Biden in his anti-Trump/MAGA speech at Independence Hall. 1 September 2022

It’s not hard to demonize a president, and sometimes they make it even easier. The Hitler-esque fists and the demon-red lighting on the facade of Independence Hall in this photo of Mr. Biden would be easy to criticize, even if the speech had been about something as benign as butterflies or wedding mints.

It is interesting to note, though, that both of these figures (the clinched fists and the color red) are well-known symbols, and one wonders whether these choices were made intentionally so as to fuel the fire of Republican pushback against Mr. Biden’s dangerous speech. One wonders whether Biden (or whomever his handlers may be) is deliberately trying to instigate violence. If so, he can certainly do as many before him have done: pretend that he had no part in it.

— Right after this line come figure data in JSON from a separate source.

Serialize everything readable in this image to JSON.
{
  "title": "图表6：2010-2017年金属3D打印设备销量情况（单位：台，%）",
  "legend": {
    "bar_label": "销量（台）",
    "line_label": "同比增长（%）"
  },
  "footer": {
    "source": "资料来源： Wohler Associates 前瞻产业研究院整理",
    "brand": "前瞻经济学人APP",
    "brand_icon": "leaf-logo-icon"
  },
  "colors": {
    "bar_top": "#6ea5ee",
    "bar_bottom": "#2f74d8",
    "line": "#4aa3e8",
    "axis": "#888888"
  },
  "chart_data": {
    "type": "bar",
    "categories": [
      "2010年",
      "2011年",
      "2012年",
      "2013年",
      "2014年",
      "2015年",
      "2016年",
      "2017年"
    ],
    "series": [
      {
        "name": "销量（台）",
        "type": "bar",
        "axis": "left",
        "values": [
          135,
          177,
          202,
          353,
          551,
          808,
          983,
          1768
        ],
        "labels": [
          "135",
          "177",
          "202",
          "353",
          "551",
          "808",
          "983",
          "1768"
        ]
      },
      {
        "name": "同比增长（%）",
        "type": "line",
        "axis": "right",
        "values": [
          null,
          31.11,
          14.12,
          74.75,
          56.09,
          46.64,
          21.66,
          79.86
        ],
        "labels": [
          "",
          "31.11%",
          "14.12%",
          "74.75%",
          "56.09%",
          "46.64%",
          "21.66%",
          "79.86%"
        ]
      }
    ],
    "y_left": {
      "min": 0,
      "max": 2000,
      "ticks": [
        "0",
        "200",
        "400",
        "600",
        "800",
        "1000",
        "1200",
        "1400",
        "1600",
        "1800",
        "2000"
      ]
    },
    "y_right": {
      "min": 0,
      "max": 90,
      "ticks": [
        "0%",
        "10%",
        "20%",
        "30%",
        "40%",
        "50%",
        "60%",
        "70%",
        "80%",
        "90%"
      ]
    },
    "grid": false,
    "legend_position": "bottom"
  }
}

This is what Mr. Lincoln did when he sent warships into Charleston harbor after the State of South Carolina had legally seceded from the United States. He expected the ships to be fired upon, and planned to use this as “just” cause to wage total war against those independent nations that had exercised their right to leave this Union. And the more Lincoln pushed, the more states left. Those that had looked for a way to hold on gave up that hope as Lincoln’s tyranny expanded.

But is this the way the Union states saw it? Nope. They were influenced by my-side bias to see the transgression as belonging wholly to the seceding states. And that’s the official story, even to this day. And my-side bias hasn’t gone anywhere. Democrats are still as apt to overlook Biden’s transgressions against the Rule of Law as Republicans are to overlook Trump’s.

To a Republican, Biden’s tyranny is plain as day. (To me, too, though I’m not a Republican.) And to a Democrat, Trump’s tyranny is plain as day. (To me, too, though I’m not a Democrat.) But who keeps score for both sides? Who keeps track of both the good and the bad that a president does? Who is objective about such things?

Well, the number will be small, and probably does not include many members of the two major parties, for my-side bias is the name of the game in those parties. It’s what they do. Members are often manipulated into choosing what they don’t want, because it’s better than what the other side is being manipulated into choosing. Many evils are tolerated because they are, at least, better than the evils of the opposing party.

And this is how we got on this slippery slope, where the one side runs head-long while the other is happy to run downhill, too, but would simply like to do so at a slower pace.

I have long hoped for a sweeping governmental reform in this country, but now I see that it is as unlikely as is a sweeping religious—or any other kind—of reform. There are some deeply-righteous people, but they are generally far too few in number to have any impact on the affairs of national government. Most have compromised themselves enough that they actually play into the division and the corruption, whether they choose to see it that way or not.

And so it is always easy to demonize the other side’s president. And it always will be. And even if they make use of the classic imagery, as Biden does here, that’s OK, because it’s still quite common in politics just to make up a pure canard, with or without having any audio or video to show in support of the lie.

We will never have a perfect nation, but we could certainly do considerably better. What that would take, however, would be huge. It would require a massive movement aimed at training the citizenry to love righteousness and justice and to learn our Constitution. Otherwise, it’s just too easy to manipulate the average joe into supporting a corrupt government. And that’s what we do here—the one in favor of his party’s preferred flavor of corruption, and the other one supporting the other camp, and both being told they’re champions for righteousness and justice.